New books advocate ‘open source’ model for nanotechnology

Franco Iacomella16th May 2012

Source: UTS

Nanotechnology and Global Equality, by Dr Donald Maclurcan, and Nanotechnology and Global Sustainability, edited by Dr Maclurcan and Dr Natalia Radywyl, build the case that global prosperity now demands innovation without economic growth, and nanotechnology shows such innovation is possible.

“Practices like ‘open source nano-innovation’ offer game-changing avenues for bypassing inhibitive start-up costs and ensuring scientific knowledge is freely shared,” said Dr Maclurcan, an Honorary Research Fellow with UTS’s Institute for Nanoscale Technology.

“For the first time in modern history, the right ingredients have surfaced for us to seriously consider innovating without economic growth,” he said.

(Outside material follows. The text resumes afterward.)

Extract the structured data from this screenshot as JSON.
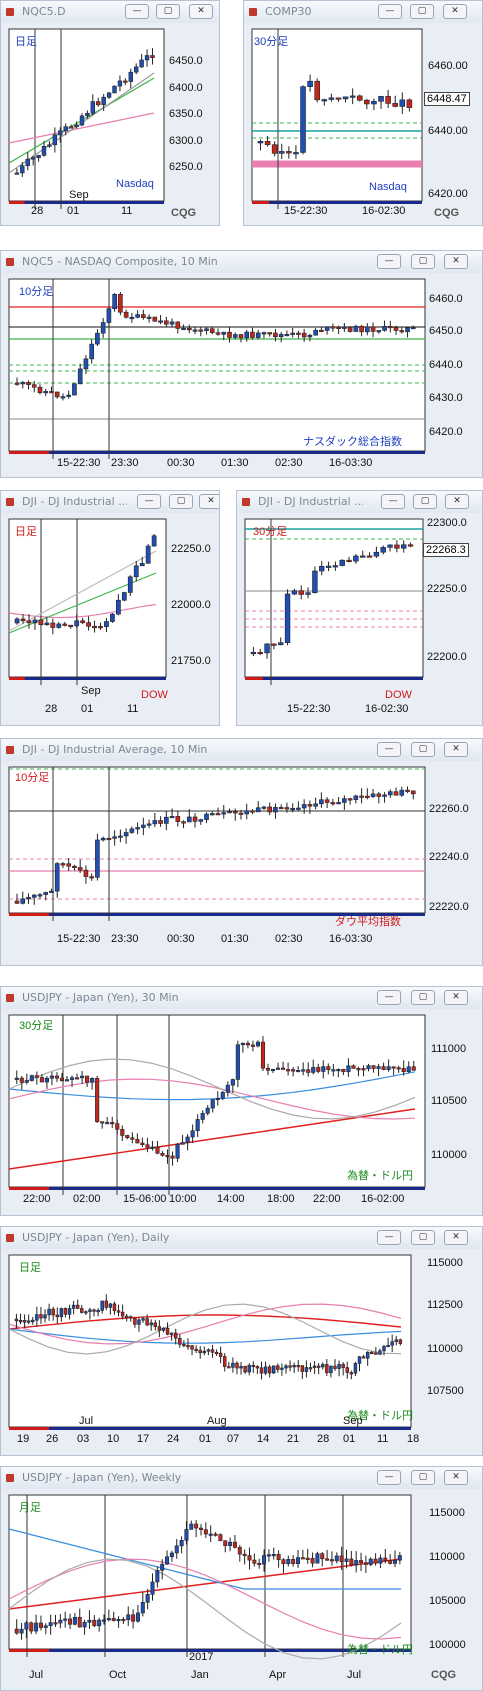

A US $254 billion market in 2009, recent data – outlined in the books – shows an expected rise to $2.5 trillion by 2015. More than 60 countries are engaging with nanotechnology research and development at a national level, including 16 ‘developing’ countries.

“Nanotechnology research around the world is largely focussed on creating unnecessary products that ensure big gains for multinational corporations and bigger losses for our ecosystems,” Dr Maclurcan said.

“In a world with biophysical limits and vast injustices, our survival depends on the redirection of science towards human need, not human greed.”

The books were officially launched last week by Dr Vijoleta Braach-Maksvytis, former head of nanotechnology at the CSIRO.